Again the Centaur said, "You should know best."

4. The Dorothy Who Did Not Understand

For now had come to Jurgen and the Centaur a gold-haired woman, clothed all in white, and walking alone. She was tall, and lovely and tender to regard: and hers was not the red and white comeliness of many ladies that were famed for beauty, but rather it had the even glow of ivory. Her nose was large and high in the bridge, her flexible mouth was not of the smallest: and yet whatever other persons might have said, to Jurgen this woman's countenance was in all things perfect. Perhaps this was because he never saw her as she was. For certainly the color of her eyes stayed a matter never revealed to him: gray, blue or green, there was no saying: they varied as does the sea; but always these eyes were lovely and friendly and perturbing.

Jurgen remembered that: for Jurgen saw this was Count Emmerick's second sister, Dorothy la Désirée, whom Jurgen very long ago (a many years before he met Dame Lisa and set up in business as a pawnbroker) had hymned in innumerable verses as Heart's Desire.

"And this is the only woman whom I ever loved," Jurgen remembered, upon a sudden. For people cannot always be thinking of these matters.

So he saluted her, with such deference as is due to a countess from a tradesman, and yet with unforgotten tremors waking in his staid body. But the strangest was yet to be seen, for he noted now that this was not a handsome woman in middle life but a young girl.

"I do not understand," he said, aloud: "for you are Dorothy. And yet it seems to me that you are not the Countess Dorothy who is Heitman Michael's wife."

And the girl tossed her fair head, with that careless lovely gesture which the Countess had forgotten. "Heitman Michael is well enough, for a nobleman, and my brother is at me day and night to marry the man: and certainly Heitman Michael's wife will go in satin and diamonds at half the courts of Christendom, with many lackeys to attend her. But I am not to be thus purchased."

"So you told a boy that I remember, very long ago.

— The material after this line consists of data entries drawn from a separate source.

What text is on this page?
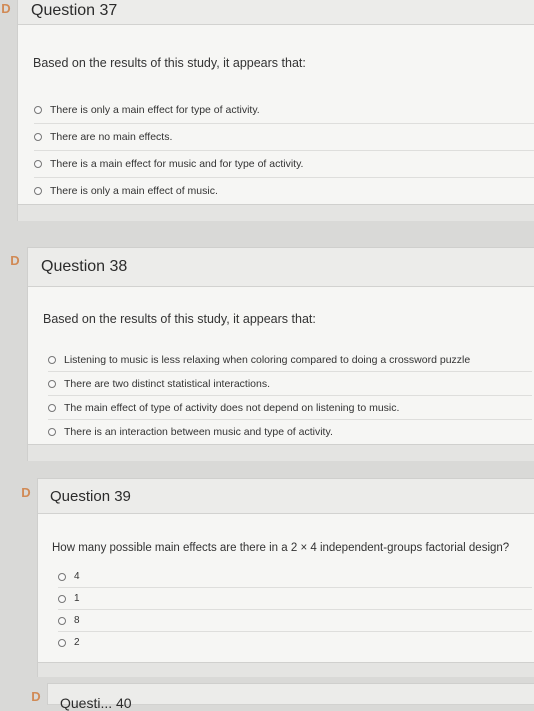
D Question 37
Based on the results of this study, it appears that:
There is only a main effect for type of activity.
There are no main effects.
There is a main effect for music and for type of activity.
There is only a main effect of music.
D Question 38
Based on the results of this study, it appears that:
Listening to music is less relaxing when coloring compared to doing a crossword puzzle
There are two distinct statistical interactions.
The main effect of type of activity does not depend on listening to music.
There is an interaction between music and type of activity.
D Question 39
How many possible main effects are there in a 2 × 4 independent-groups factorial design?
4
1
8
2
D Questi... 40
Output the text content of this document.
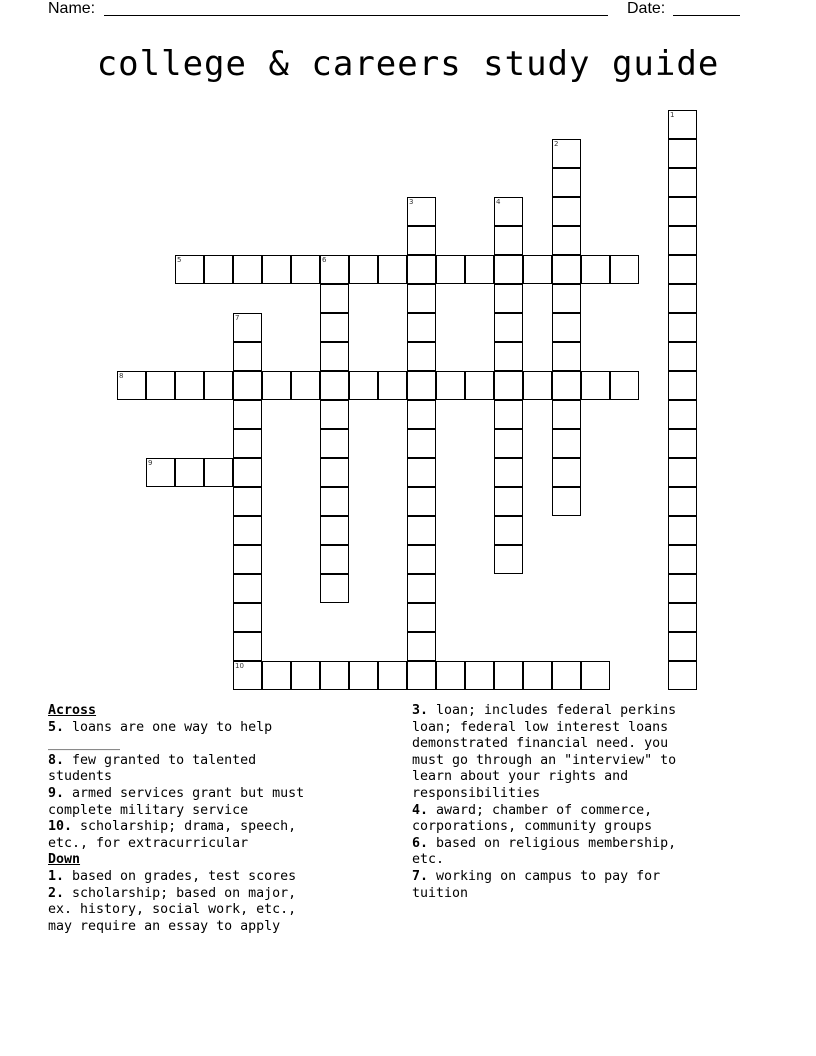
Name:	Date:
college & careers study guide
1
2
3	4
5	6
7
8
9
10
Across
5. loans are one way to help
_________
8. few granted to talented
students
9. armed services grant but must
complete military service
10. scholarship; drama, speech,
etc., for extracurricular
Down
1. based on grades, test scores
2. scholarship; based on major,
ex. history, social work, etc.,
may require an essay to apply
3. loan; includes federal perkins
loan; federal low interest loans
demonstrated financial need. you
must go through an "interview" to
learn about your rights and
responsibilities
4. award; chamber of commerce,
corporations, community groups
6. based on religious membership,
etc.
7. working on campus to pay for
tuition
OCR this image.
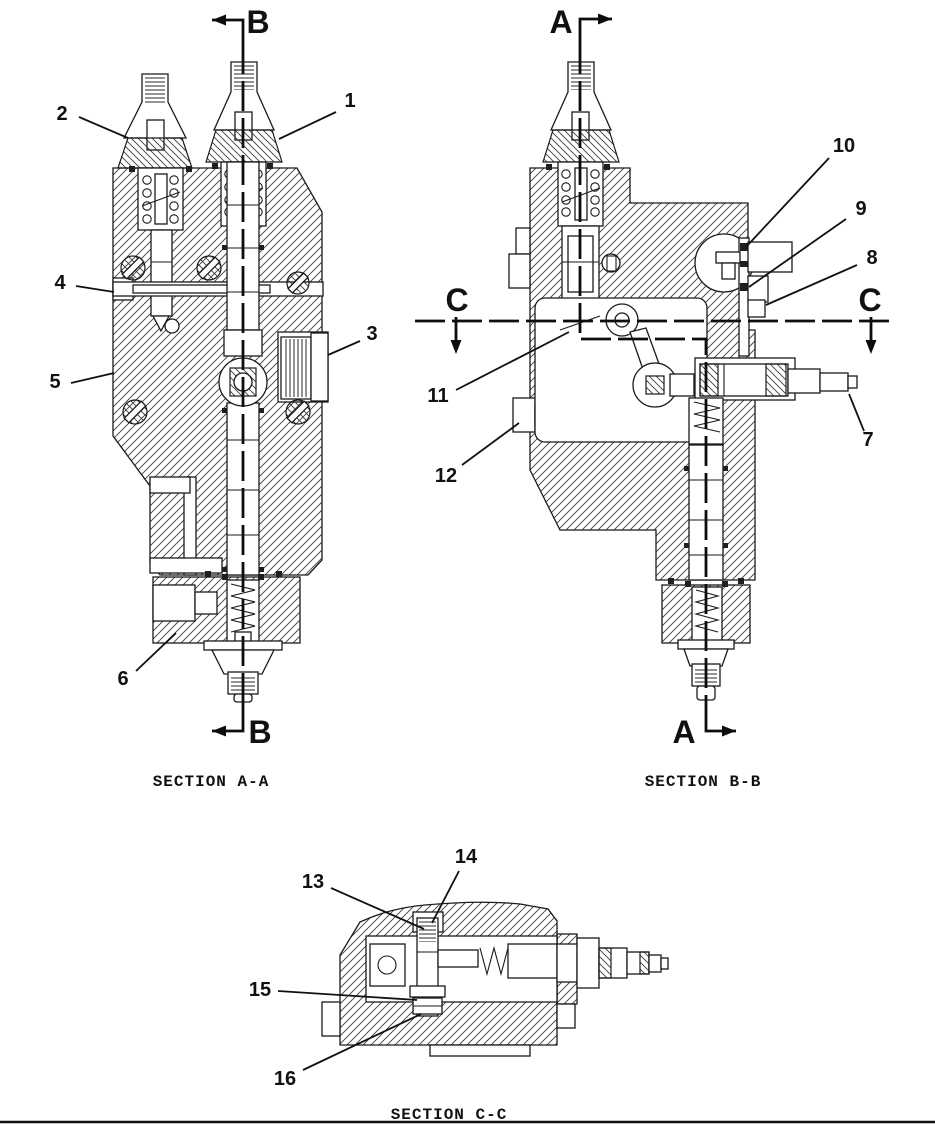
B
B
A
A
C	C
1
2
3
4
5
6
7
8
9
10
11
12
13
14
15
16
SECTION A-A	SECTION B-B
SECTION C-C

Yet you married Heitman Michael, for all that, and in the teeth of a number of other fine declarations."

"Oh, no, not I," said this Dorothy, wondering. "I never married anybody. And Heitman Michael has never married anybody, either, old as he is. For he is twenty-eight, and looks every day of it! But who are you, friend, that have such curious notions about me?"

"That question I will answer, just as though it were put reasonably. For surely you perceive I am Jurgen."

"I never knew but one Jurgen. And he is a young man, barely come of age—" Then as she paused in speech, whatever was the matter upon which this girl now meditated, her cheeks were tenderly colored by the thought of it, and in her knowledge of this thing her eyes took infinite joy.

And Jurgen understood. He had come back somehow to the Dorothy whom he had loved: but departed, and past overtaking by the fleet hoofs of centaurs, was the boy who had once loved this Dorothy, and who had rhymed of her as his Heart's Desire: and in the garden there was of this boy no trace. Instead, the girl was talking to a staid and paunchy pawnbroker, of forty-and-something.